L'apertura della seconda edizione della Biennale fiorentina ha vissuto intorno alle due tavole rotonde su "governance e valorizzazione del patrimonio culturale", organizzate nel Salone dei Cinquecento dalla Fondazione Florens e dal Sole 24 Ore, in contemporanea ad altri incontri (quello sul cinema e i festival nella Sala dei Dugento), mentre nelle piazze e nei luoghi di culto della città decollavano eventi (ne sono previsti 30), come davanti alla Chiesa di Santa Croce con l'installazione di Mimmo Paladino (che in serata ha tenuto una lactio magistralis) e, soprattutto, come l'ostensione nel Battistero di San Giovanni dei crocifissi lignei di Donatello, Brunelleschi e Michelangelo, il cui confronto ravvicinato (del tutto inedito) offre una lettura privilegiata della storia della scultura religiosa del Quattrocento.

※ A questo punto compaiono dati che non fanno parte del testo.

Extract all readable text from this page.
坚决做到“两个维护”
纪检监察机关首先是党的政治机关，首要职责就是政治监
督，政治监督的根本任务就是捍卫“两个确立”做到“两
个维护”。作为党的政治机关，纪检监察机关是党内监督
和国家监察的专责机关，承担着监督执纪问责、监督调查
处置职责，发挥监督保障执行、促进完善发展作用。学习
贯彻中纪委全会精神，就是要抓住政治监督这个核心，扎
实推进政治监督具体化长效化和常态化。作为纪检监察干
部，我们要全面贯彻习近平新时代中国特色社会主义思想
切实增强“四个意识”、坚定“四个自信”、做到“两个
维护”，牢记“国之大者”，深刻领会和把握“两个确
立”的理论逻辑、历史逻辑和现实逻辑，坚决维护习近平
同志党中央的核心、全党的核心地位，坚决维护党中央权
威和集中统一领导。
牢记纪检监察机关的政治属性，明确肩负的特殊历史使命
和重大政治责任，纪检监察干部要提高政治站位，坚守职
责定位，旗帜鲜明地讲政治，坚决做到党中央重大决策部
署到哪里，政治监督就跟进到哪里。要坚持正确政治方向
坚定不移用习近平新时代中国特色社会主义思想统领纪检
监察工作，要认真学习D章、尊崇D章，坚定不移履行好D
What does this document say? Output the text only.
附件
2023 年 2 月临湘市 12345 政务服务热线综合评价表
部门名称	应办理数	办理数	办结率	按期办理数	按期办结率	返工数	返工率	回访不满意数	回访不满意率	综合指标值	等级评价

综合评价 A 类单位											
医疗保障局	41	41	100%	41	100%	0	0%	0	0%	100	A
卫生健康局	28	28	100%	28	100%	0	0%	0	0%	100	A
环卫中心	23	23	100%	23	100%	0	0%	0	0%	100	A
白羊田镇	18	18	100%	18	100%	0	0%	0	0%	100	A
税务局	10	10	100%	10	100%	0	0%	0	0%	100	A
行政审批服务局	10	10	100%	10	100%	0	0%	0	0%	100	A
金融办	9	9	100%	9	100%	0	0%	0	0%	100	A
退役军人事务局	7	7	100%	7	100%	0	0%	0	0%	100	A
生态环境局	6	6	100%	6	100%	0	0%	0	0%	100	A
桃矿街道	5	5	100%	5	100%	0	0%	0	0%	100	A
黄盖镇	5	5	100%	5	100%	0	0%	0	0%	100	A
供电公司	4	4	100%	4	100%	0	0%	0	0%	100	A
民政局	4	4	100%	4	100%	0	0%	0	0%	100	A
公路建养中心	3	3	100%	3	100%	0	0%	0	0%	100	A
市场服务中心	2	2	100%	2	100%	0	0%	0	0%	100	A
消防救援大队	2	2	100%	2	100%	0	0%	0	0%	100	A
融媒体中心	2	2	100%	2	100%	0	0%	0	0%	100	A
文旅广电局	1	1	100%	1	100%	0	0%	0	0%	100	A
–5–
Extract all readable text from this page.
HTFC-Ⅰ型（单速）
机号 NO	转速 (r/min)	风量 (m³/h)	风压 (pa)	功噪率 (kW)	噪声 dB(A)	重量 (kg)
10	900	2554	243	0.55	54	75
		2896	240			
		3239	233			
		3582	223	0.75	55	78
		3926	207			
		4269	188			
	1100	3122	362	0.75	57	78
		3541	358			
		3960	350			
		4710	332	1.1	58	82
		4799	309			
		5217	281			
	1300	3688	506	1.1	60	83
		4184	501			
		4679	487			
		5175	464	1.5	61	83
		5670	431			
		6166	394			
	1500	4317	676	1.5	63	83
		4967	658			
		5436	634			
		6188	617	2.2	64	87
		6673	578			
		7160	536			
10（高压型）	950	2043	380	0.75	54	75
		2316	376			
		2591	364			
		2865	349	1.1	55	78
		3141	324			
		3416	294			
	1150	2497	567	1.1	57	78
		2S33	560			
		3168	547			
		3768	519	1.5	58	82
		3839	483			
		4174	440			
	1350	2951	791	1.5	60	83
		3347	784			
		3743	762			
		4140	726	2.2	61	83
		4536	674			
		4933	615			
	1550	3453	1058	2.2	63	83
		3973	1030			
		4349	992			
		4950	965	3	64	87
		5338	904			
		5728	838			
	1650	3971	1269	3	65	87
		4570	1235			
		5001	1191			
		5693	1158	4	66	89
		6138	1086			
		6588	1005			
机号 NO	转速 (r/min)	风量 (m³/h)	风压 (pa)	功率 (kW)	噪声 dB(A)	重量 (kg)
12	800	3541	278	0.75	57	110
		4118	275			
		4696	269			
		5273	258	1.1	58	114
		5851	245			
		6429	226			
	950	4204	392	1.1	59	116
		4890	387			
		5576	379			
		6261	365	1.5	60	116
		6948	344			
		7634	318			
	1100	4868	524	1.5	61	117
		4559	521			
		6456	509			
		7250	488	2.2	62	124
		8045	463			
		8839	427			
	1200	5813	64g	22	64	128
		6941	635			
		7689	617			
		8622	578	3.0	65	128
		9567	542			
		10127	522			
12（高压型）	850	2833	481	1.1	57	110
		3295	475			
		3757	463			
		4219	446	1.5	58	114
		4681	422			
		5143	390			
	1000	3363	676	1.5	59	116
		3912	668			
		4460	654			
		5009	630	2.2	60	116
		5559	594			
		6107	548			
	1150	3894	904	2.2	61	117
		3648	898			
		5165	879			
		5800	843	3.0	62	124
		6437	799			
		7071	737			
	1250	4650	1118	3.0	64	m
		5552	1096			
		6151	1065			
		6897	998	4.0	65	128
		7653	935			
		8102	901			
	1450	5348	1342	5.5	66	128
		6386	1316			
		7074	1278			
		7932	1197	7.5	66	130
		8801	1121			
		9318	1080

«Le risorse sono importanti, ma un ambiente favorevole allo sviluppo è indispensabile, a cominciare da un minor peso della burocrazia», dice Gentile, che ha fatto gli onori di casa insieme al responsabile dell'inserto cultura del Sole 24 Ore, Armando Massarenti, e al sindaco di Firenze, Matteo Renzi. «Mentre il museo del Louvre firma un accordo da un miliardo di dollari con Abu Dabi, a Firenze non si riesce a completare l'allargamento della Galleria degli Uffizi perchè mancano 27 milioni promessi dal Governo precedente e mai arrivati», sottolinea Renzi. «È il segno di una mancanza di attenzione ingiustificata - aggiunge - e pensare che gli Uffizi sono potenzialmente una macchina da soldi».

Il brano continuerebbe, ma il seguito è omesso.